How do I determine which disk is ata8?


Recommended Posts

Hopefully this is a simple question, but so far I've not found a way... unless I watch the unraid boot-up messages and jot down quickly and hope for the best. One of my disks - ATA8 - is continually showing error messages in the unmenu syslog snapshots.

e.g.

Feb 9 15:43:17 MediaServer kernel: ata8.01: status: { DRDY DF }

Feb 9 15:43:17 MediaServer kernel: ata8.01: hard resetting link

Feb 9 15:43:17 MediaServer kernel: ata8.01: SATA link up 1.5 Gbps (SStatus 113 SControl 310)

Feb 9 15:43:17 MediaServer kernel: ata8.01: configured for UDMA/33

Feb 9 15:43:17 MediaServer kernel: ata8: EH complete

 

Also, one of my disks, and I don't know which one, is clicking a lot during parity syncs and checks, which slow to a crawl while the clicking is happening. While there are clicks, there are numerous errors attributed to disk ATA8. I'd like to know which one it is so I can change the cables, copy the data off the disk, replace it etc. Is there a simple way to determine which one it is?

 

I'm running 4.6 rc5 and attached is a screenshot from unmenu. Thanks for any help.

 

 

[EDIT] From what I recall of the boot-up spew, it may be one of the 1 TB WD EACS drives, but even then, there are four of them (disks 14-17).

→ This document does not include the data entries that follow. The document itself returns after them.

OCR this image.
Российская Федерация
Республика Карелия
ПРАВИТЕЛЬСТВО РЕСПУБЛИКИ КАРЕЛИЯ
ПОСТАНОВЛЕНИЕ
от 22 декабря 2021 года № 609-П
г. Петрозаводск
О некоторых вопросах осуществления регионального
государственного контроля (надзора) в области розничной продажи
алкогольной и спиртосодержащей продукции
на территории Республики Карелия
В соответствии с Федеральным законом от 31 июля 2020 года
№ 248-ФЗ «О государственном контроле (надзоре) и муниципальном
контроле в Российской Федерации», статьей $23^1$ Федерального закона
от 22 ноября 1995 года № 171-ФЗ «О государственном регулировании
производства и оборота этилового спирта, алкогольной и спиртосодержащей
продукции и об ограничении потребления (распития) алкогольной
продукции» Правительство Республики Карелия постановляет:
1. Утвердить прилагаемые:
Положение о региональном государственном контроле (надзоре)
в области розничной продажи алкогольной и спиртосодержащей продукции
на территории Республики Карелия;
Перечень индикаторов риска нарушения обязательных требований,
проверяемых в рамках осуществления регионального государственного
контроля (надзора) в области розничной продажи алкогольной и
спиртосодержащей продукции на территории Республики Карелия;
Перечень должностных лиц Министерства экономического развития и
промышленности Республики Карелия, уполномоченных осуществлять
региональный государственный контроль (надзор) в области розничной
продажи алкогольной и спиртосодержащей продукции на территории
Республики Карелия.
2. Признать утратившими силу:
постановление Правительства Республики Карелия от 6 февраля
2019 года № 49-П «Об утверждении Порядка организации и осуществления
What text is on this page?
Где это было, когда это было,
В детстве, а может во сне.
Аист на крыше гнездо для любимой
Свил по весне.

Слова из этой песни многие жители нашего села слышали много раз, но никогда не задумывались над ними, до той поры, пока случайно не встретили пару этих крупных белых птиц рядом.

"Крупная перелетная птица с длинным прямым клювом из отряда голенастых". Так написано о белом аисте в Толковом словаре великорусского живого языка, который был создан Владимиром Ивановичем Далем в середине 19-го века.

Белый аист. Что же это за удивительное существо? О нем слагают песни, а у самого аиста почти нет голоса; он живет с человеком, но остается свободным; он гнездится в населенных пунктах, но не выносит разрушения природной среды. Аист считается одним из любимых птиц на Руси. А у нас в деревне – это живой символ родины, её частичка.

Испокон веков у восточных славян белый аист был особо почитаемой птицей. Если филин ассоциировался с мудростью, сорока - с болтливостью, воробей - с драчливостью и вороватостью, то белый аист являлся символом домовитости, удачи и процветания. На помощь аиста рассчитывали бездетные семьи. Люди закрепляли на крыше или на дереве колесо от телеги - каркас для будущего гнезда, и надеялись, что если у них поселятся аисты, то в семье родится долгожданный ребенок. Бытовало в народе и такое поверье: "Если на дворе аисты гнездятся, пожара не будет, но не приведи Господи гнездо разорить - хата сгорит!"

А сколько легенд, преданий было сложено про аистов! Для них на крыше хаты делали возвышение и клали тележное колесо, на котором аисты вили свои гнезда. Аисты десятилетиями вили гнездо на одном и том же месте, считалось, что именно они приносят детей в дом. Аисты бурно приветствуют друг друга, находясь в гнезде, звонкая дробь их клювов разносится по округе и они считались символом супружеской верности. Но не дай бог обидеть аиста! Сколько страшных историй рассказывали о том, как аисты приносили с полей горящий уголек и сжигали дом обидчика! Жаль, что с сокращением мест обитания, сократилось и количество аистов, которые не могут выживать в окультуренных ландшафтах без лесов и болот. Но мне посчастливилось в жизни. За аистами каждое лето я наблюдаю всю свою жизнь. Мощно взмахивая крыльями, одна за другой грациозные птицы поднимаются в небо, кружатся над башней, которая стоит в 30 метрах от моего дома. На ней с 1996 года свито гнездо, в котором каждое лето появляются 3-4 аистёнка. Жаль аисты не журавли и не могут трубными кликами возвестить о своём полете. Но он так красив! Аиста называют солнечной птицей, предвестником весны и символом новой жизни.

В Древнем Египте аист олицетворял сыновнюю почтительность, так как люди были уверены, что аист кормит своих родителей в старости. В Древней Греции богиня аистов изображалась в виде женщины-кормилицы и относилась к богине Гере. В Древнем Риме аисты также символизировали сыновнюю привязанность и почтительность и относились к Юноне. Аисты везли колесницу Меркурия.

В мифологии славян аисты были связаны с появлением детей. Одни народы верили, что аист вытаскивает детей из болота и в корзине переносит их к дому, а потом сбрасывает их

unRAIDFeb9th2011.jpg.9bae891f14e6677ef5e3ca72394a0bb4.jpg

Link to comment

I have two hot-swap 5 bay enclosures (disks 11-20), but currently I've removed disk 12 and 13. All my drives have the serial numbers written and taped on the sides so it's not so hard to know which disk is where. The problem is that I know each disks serial number, sd(x) designation and md(y) desigation. It's the ATA(z) reference that's eluding me.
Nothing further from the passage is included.